Lalitha Killaka

Personal information
- Born: Vizianagaram, India

Sport
- Sport: Paralympic athletics

Medal record
Women's para-athletics
Representing India
Asian Para Games
| Silver medal – second place | 2022 Hangzhou | 1500m T11 |

= Lalitha Killaka =

Indian para athlete

Lalitha Killaka is a para athlete from Andhra Pradesh. She won a gold and a silver at the World Para Athletics Championships in March 2024. Earlier in October 2023, she won a silver medal at the 2022 Asian Para Games.

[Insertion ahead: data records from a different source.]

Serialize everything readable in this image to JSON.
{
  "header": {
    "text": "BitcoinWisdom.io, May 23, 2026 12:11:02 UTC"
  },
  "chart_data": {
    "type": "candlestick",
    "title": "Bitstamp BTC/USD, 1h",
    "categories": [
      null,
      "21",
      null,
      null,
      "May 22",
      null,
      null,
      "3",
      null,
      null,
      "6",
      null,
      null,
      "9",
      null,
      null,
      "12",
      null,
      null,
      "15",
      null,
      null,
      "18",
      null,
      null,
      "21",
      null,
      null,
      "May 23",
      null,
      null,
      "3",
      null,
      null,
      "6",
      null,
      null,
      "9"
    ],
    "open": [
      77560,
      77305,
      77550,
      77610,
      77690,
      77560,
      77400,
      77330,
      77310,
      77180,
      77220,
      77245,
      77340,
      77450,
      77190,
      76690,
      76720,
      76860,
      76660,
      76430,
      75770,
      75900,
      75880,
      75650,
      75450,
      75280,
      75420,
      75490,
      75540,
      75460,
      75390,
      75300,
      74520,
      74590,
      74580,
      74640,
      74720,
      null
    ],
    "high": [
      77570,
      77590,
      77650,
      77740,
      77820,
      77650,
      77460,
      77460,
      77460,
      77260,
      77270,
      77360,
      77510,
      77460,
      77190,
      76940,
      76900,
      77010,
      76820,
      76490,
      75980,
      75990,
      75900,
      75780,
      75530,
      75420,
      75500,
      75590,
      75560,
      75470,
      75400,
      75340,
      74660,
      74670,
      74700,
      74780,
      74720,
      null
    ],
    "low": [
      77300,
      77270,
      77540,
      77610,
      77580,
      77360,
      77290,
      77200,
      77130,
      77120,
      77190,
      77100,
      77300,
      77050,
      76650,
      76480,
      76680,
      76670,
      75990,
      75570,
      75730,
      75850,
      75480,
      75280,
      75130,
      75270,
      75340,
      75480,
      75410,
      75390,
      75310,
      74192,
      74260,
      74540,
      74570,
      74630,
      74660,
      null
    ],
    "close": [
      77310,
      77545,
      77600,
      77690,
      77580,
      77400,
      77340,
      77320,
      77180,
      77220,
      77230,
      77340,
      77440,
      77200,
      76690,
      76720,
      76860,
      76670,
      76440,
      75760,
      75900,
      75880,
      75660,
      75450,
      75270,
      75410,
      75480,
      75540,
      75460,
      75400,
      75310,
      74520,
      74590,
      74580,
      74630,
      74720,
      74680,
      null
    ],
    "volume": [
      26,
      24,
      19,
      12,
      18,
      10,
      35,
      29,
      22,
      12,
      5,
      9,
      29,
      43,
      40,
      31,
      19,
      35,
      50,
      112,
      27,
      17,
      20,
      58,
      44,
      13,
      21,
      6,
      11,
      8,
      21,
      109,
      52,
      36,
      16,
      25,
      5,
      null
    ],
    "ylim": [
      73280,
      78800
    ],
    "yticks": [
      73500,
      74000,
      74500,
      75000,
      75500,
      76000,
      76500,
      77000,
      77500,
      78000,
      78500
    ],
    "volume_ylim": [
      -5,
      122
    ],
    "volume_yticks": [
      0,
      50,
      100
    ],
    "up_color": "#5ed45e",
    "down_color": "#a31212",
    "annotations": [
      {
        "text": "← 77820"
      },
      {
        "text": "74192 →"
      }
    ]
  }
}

== Early life and education ==
Killaka is a visually challenged tribal girl from Gummalakshmipuram in Vizianagaram district, Andhra Pradesh. She did her schooling at Netra Vidyalaya run by Chinna Jeer Swami and passed Class X in 2020. She is currently studying 2nd year degree in Netra Vidyalaya college. She is trained by coach Rahul Balakrishna. Tabares Khan is her guide runner. Her father K. Borja and mother Chitamma are farm labourers. She is one of the four siblings. Her school awarded her a cash prize of Rs.3,00,000 and Rs.50,000 for her guide runner.

== Career ==
She was part of the Indian team at the 2022 Asian Para Games at Hangzhou, China. She won a silver medal finishing second behind Rakshitha Raju in the women 1500m T11 on 25 October 2023.

In May 2023, she won a silver at the 5th Indian Open Para Athletics International Championship at Shree Kanteerava Stadium in Bengaluru.